Why is the field young?
First, the supply side has been limited. The country had little surplus wealth until the Celtic Tiger boom years, beginning only 15 years ago. The prevailing opinion towards the Celtic Tiger years is that there was too much greed in the country and not enough surplus wealth directed towards community reinvestment and philanthropy. We know from the experience of other countries that, among other barriers, it often takes time for new wealth to become confident with their wealth and to think about investing surplus wealth in serious philanthropy. In Northern Ireland, a lot of wealth purportedly left the region. According to my hosts there is also a cultural taboo against public philanthropy as it suggests ostentatious display of wealth. In Northern Ireland this is closely related to the history of conflict and fear of “putting one’s head above the parapet.” I saw only a few examples of donors willing to take a public profile and inspire others to give.
The demand side for philanthropy is also weak. Both the governments of the Republic and NI have made significant investments in the safety net, basic services and arts and culture for many years. Thus, most NGO fundraising has been aimed at getting public funds. The fundraising professionals have had limited training in private fundraising. They self identify as good at “filling out forms and boxes to check for government grants.” They believe that they don’t know how to make a compelling case to the private sector for funds; in short they simply “don’t know how to ask.”
The problem is compounded by the fact that the role of board members has not been defined by capacity to give. In fact, most development people would never ask their board members to give of their own personal resources. There is a strong attachment to the model of board members as experts and community voices with significant aversion to the practice of choosing board members based on ability to give.
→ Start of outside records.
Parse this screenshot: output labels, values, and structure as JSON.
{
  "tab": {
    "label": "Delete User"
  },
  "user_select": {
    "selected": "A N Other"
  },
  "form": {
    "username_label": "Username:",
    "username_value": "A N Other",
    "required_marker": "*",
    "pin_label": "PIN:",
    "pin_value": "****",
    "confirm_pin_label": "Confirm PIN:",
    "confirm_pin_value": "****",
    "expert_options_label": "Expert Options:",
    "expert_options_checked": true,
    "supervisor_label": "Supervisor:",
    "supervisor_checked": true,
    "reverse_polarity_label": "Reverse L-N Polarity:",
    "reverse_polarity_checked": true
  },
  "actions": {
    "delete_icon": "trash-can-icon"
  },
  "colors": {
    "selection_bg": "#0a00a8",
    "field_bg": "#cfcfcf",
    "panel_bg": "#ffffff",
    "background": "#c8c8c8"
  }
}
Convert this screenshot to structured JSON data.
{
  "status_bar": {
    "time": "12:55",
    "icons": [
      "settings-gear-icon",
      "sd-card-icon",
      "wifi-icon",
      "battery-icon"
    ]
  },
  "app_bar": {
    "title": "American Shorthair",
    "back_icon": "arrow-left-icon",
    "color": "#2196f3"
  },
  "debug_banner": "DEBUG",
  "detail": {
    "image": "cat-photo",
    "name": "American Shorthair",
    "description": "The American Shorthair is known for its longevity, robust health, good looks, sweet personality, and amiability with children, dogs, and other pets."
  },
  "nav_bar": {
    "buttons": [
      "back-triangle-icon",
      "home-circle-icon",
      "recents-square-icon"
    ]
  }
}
There is a perception that asking for money suggests that an organization is weak.
All of this amounts to a culture that is uncomfortable and unskilled in private philanthropy. While it is acknowledged that the population is generous and charitable, there is a strong sense that very little strategic giving takes place.
The context seems to be similar in Northern Ireland and the Republic of Ireland, although the large supply of “peace and reconciliation money” available over many years in Northern Ireland may make it even more challenging. In both places, there are some noteworthy exceptions to the rule; individuals of wealth doing wonderful, strategic work, and institutions – particularly some universities - which have adopted the U.S. model of development.